When the genetic diversity is concerned, it is more important to study the codon usage pattern of specific genes in the chloroplast genomes of Malus species, especially the differences of proteins that derived from the variation of nucleosides sequences (Li et al. 2022). The codon usage pattern of certain genes in chloroplast can reveal their conservative characteristics (Tan et al. 2020). According to the previous findings, the ycf1 could be used as a fragment to identify species of land plant, for some regions in the ycf1 gene were the most variable loci (Dong et al. 2015). Another previous research also revealed that the ycf1 gene was a vulnerable gene (Koh et al. 2006). Chloroplast genome has an independent, highly conserved genetic system (Xiong et al. 2009). According to the CBI values listed in Table.1, the subsequence of the ycf (except ycf1) and rps genes all show high adaption in the evolution process. In fact, the ycf1 in the samples are of two types with their lengths are 5640 bp and 1083 bp. On the contrary, the gens of psbB and psbC show lower codon adaption. In the present study, genes of rps8, rps18 and rpl16 are affected by natural selection during their evolutionary process; this is consistent with the results of FoP values listed in the table showing the corresponding genes have larger FoP values (Supplementary Tab.S2) (Debadin et al. 2019). Related studies also found that the Fop value would strong correlate with gene expression in P. glauca (Torre et al. 2015). The present study also shows that the standard deviations of the codon usage parameters are important for analyzing the phenotypic divergence and codon adaption.

Codons link nucleic acids to proteins even the function of the genes (Bastolla et al. 2017). Therefore, the codon usage patterns have been used for characterizing the evolutionary distance among the genomes (Liu et al. 2020a). The similar codon preference denotes the closer genetic relationship (Sophiarani et al. 2019). The chloroplast genomes of Malus species concerned in the present study would be divided into three groups. Among all the chloroplast genomes, the Malus angustifolia (MN061984.1), Malus coronaria (MN068247.1), Malus ioensis (MN062004.1) and Malus x atrosanguinea (MN061983.1) are all from the USA and three of them gathered together with some other strains, others are all from Chinese (Fig. 6). From this perspective, the geographic location dose not affects the evolutionary relationships obviously among those chloroplast genomes.

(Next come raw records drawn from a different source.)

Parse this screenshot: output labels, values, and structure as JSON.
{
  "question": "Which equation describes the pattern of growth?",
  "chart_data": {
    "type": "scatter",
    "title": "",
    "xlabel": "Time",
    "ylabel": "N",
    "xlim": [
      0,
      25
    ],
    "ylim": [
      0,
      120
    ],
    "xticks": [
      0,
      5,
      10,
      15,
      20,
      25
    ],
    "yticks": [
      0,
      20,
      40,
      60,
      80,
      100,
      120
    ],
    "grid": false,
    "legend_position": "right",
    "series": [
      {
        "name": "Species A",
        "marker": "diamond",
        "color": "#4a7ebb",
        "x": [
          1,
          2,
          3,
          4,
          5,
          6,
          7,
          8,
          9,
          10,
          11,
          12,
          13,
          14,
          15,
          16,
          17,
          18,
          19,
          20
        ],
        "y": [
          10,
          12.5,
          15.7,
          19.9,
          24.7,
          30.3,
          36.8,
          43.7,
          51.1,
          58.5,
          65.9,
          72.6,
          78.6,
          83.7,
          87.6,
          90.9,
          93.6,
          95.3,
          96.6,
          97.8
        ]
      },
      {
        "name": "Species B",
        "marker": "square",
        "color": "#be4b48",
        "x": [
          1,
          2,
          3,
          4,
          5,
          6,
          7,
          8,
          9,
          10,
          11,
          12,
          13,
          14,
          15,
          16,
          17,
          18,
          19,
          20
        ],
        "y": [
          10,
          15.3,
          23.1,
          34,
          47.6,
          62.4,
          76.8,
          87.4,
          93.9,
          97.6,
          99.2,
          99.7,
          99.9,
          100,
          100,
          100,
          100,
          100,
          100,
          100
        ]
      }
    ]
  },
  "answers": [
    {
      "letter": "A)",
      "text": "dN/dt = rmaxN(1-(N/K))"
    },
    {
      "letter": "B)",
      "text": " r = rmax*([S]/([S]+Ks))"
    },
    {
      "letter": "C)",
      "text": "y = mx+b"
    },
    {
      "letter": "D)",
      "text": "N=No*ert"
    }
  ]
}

Phylogenetics depends greatly on the sequence alignment of genomes (Li et al. 2021b). The reliable sequences and effective analytical methods are very helpful for improving the reliability of the results (Zhang et al. 2017). Our present analyses produced largely identical deep relationships among the 20 chloroplast genomes of Malus species. The results highlight the importance of codon usage pattern in studying the diversity and the evolutionary distance among the plants via using their chloroplast genomes. All the diversity degree were calculated based on the ratio of the base pairs and the ratio of codons, therefore, the results shown in Fig. 7 depend strictly normalized data: on the nature of the genetic dispersion among the sequences, not the lengths of the gene sequences.

All data of chloroplast genomes of Malus species derived from the NCBI database were took into account, and 20 strains of them covering all kinds of the species were selected. Codon usage patterns both in overall genomes and in several certain typical genes, as well as evolutionary relationships among them, were calculated and analyzed in the present study. From the results, we found that, (1) all chloroplast genomes of Malus species are AT rich, bases of the sequences are affected by both the mutation and the natural selection pressure. The natural selection played a major role, especially on their third bases. (2) codon usage preferences in different genes are of significant differences although their overall codon usages are similar, and (3) the evolutionary characteristics of all genomes have not show obvious regional characteristics from the correspondence analysis. Overall, the codon usage pattern of the chloroplast genomes of Malus species will facilitate phylogenic and genetic research of plant species.